Con la fine del segreto sui conti della compagnia petrolifera di stato saudita, emergono i numeri da capogiro del colosso. Cifre che sbaragliano la concorrenza e superano anche i colossi del tech.
L’Arabia Saudita, capofila dei paesi produttori di petrolio dell’OPEC, alza il velo su uno dei suoi maggiori e meglio custoditi segreti.
Il governo di Ryad, infatti, è sempre stato restio a divulgare i propri dati finanziari, Aramco ha dovuto farlo per ottenere una valutazione pubblica in vista del lancio del suo piano obbligazionario da 10 miliardi di dollari.

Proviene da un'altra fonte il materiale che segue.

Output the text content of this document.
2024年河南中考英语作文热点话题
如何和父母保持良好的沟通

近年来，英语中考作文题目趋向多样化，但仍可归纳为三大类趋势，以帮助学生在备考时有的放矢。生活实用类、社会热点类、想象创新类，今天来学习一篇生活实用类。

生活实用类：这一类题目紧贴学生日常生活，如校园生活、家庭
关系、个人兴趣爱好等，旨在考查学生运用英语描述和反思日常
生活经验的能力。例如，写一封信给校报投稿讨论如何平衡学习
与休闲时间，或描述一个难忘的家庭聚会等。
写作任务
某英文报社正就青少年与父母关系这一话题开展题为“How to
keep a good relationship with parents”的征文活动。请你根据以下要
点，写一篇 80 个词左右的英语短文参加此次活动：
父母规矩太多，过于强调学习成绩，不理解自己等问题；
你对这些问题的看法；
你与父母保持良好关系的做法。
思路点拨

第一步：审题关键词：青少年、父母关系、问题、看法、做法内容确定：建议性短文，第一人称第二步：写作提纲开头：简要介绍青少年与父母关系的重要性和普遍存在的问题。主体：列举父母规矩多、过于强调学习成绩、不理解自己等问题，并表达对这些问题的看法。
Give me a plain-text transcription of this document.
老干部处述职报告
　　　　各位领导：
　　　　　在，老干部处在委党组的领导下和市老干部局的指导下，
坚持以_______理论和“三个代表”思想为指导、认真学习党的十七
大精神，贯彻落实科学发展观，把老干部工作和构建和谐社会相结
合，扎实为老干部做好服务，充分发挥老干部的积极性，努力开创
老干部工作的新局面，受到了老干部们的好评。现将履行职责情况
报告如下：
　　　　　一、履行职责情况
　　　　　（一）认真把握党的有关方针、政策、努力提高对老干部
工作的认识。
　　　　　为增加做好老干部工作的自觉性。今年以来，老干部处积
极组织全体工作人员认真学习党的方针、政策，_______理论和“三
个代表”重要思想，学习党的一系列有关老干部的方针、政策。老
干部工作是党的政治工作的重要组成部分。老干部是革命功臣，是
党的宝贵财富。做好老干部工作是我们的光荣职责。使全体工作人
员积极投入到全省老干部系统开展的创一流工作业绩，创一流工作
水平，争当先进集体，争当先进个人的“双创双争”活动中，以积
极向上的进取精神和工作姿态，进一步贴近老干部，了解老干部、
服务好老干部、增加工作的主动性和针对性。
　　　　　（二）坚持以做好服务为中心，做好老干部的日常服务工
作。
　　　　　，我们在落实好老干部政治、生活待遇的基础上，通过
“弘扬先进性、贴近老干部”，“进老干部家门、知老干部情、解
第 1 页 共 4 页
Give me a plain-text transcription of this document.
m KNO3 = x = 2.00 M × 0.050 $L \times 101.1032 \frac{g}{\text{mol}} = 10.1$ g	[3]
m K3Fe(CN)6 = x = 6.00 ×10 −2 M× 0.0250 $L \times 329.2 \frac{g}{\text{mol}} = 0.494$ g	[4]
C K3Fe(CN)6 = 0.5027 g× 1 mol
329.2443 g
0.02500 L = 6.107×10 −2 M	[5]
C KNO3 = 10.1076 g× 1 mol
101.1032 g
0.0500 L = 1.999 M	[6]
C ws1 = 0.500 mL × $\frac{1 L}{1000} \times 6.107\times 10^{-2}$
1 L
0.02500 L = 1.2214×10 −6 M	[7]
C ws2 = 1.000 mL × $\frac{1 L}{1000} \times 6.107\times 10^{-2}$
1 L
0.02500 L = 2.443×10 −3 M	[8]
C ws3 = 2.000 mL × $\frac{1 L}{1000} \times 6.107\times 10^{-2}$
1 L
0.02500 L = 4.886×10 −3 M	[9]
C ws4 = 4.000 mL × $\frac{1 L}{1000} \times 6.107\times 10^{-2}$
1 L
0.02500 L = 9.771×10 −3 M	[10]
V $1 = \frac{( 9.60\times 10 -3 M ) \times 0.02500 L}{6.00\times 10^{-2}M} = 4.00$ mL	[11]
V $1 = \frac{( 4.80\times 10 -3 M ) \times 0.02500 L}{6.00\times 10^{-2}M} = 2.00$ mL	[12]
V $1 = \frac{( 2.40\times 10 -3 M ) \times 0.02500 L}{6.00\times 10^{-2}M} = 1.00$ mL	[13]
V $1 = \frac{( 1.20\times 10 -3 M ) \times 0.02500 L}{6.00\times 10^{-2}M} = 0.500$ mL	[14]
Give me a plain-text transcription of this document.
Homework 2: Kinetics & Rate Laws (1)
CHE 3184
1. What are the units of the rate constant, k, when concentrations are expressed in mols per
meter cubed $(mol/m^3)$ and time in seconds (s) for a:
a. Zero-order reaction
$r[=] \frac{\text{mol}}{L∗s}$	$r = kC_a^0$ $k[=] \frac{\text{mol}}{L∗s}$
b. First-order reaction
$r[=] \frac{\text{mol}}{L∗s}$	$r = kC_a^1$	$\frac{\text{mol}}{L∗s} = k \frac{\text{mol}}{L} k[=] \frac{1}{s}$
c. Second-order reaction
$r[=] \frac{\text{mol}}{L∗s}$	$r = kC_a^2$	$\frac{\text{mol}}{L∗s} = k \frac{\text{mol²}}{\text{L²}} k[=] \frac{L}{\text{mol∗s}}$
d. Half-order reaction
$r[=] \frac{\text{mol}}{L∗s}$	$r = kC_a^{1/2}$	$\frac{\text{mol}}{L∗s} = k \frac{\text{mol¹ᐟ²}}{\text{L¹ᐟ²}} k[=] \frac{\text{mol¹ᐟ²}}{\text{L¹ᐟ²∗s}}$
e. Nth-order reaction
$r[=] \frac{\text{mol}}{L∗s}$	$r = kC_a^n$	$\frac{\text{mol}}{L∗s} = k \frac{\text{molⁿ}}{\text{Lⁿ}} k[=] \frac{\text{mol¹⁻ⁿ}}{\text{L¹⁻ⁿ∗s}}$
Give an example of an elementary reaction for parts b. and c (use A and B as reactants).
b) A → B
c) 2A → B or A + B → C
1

Nonostante l’enorme profitto, il colosso petrolifero statale è stato valutato da agenzie di rating alla pari con l’Arabia Saudita, il che significa che l’economia stagnante del regno peserà sul costo del prestito di Aramco. L’iniziativa è volta a favorire l’acquisto da parte della compagnia di stato del colosso petrolchimico Sabic.
IL GIRO D’AFFARI
Per il gigante del petrolio ha sbaragliato le majors occidentali con un’utile netto per il 2018 pari a 111,1 miliardi di dollari.
Neanche il colosso tech di Cupertino, Apple, che finora deteneva il podio, è riuscito a eguagliare. Ancora più sorprendente è il confronto con le compagnie petrolifere più virtuose e redditizie come Royal Dutch Shell ed ExxonMobil, che hanno chiuso l’esercizio con profitti netti di 23,4 e 20,8 miliardi di dollari rispettivamente.
L’italiana Eni ha visto chiudere il suo esercizio con utili poco sopra i 4 miliardi di euro.
Per Aramco il giro di affari è superiore ai 350 miliardi di dollari e, inoltre, può contare su un numero considerevole di scorte. Infatti, secondo i report di agenzie indipendenti le riserve totali di petrolio saudite superano i 250 miliardi di barili. La produzione giornaliera di petrolio, nel 2018, si è attestata 10,3 milioni di barili giornalieri, frenata dall’intesa dell’OPEC + relativa ai tagli.
IL PESO DELLO STATO
Tuttavia, nonostante questi impressionanti risultati, la compagnia subisce inevitabilmente il suo legame a doppio filo con la famiglia reale saudita. E’ sostanzialmente chiaro come la compagnia sia essenziale per le finanze saudite, infatti il 60% delle entrate deriva dal petrolio e pertanto risente fortemente delle sue fluttuazioni.
Per le agenzie di rating internazionali il giudizio è poco entusiasmante. Abbiamo Moody’s che concede A1 e Fitch con A+, in linea con il rating assegnato al governo dell’Arabia Saudita. Legame che pesa non poco, dato che secondo gli stessi analisti senza di esso la compagnia potrebbe ottenere la stessa valutazione dei suoi competitors occidentali.
Nel frattempo il prezzo del petrolio ha ripreso la sua corsa attestandosi a 60,8 dollari per il WTI e circa 68,6 dollari per il Brent. Un rialzo che segue il forte crollo di novembre 2018.